The update is rolled out via Windows Update or made available for download in the Microsoft Update Catalog. But the update will only be installed if a compatible antivirus solution is available under Windows 10. The installer checks whether the antivirus solution installed in the HKEY_LOCAL_MACHINE branch in the registry checks the subkey:

SOFTWARE\Microsoft\Windows\CurrentVersion\QualityCompat

for a DWORD value cadca5fe-87d3-4b96-b7fb-a231484277cc set to 0x00000000, as Microsoft writes within the kb article.

Other known issues

According to the Microsoft description, it seems that only the USB problem has been fixed, but the other bug that has been included in the cumulative updates for some time has not been fixed.

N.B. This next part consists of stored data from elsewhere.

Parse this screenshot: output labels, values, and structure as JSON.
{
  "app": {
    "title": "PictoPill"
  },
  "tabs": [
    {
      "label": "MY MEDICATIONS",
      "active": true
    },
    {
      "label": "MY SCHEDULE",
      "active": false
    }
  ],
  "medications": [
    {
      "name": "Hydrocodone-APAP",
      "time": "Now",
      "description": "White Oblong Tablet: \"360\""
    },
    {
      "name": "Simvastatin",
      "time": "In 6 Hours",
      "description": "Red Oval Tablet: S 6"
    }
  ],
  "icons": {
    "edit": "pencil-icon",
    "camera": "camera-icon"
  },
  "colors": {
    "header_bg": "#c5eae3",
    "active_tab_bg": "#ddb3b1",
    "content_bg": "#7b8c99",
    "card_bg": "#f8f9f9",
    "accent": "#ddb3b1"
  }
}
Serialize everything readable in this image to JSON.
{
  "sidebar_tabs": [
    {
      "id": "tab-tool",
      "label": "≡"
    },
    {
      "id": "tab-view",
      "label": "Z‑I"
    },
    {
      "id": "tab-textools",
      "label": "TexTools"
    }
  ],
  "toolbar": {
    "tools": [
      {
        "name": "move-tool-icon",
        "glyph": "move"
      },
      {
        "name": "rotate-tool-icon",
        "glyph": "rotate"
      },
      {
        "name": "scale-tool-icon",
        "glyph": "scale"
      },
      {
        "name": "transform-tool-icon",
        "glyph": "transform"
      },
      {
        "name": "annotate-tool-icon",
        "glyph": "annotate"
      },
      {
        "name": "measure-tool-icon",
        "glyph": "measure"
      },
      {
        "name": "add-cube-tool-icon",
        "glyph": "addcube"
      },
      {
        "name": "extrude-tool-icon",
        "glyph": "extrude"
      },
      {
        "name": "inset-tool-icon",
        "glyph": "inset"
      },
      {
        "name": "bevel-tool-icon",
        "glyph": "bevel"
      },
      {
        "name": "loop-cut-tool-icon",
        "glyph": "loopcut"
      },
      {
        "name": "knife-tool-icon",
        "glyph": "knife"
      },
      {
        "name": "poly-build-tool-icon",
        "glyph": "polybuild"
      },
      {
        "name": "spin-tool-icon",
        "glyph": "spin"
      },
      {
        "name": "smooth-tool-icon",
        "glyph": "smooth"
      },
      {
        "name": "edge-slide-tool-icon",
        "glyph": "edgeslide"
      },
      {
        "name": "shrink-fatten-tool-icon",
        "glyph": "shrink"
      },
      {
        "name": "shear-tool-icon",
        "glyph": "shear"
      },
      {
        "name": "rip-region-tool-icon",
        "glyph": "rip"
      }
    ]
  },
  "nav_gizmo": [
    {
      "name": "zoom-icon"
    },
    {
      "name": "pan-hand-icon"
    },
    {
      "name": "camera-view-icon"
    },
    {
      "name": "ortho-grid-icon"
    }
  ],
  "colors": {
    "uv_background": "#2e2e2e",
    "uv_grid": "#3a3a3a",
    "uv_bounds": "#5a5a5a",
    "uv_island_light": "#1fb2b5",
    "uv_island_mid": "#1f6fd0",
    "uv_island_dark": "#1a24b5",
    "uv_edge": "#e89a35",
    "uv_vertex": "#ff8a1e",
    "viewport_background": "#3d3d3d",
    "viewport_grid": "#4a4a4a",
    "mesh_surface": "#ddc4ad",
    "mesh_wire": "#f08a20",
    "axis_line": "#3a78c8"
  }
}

  • Windows Update History continue to report that KB4054517 failed to install because of error 0x80070643. That’s wrong, even though the update was successfully installed, Windows Update incorrectly reports that the update failed to install. Select Check for Updates to verify that there are no additional updates available.
  • There is another error in the Active Directory (AD). Due to a problem with the AD FS-Server (AD FS stands for Active Directory Federation Services, see) the WID AD FS-Database (WID = Windows Internal Database) seems to become unusable after a restart. In this case it may happen that the AD FS service cannot be started. Seems to concern only Windows server farms, I guess. There is a cool workaround: The broken database cannot be repaired. You have to restore the AD FS-Server to working order by restoring a working backup. 
  • Also this update can send machines in an INACCESSIBLE_BOOT_DEVICE error with BlueScreen after installation. This problem occurs if the Windows Update Service Stack incorrectly skips the installation of the newer version of some critical drivers in the cumulative update and uninstalls the currently active drivers during maintenance.

Regarding the last issue I’m puzzled, because Microsoft wants to fix this, as mentioned in the KB article. I’m very unsure if there’s just an old text left. It’s this combination of old bugs that have been dragged along for months and often inaccurate descriptions in Microsoft KB articles that makes me doubt whether this is all on the right track.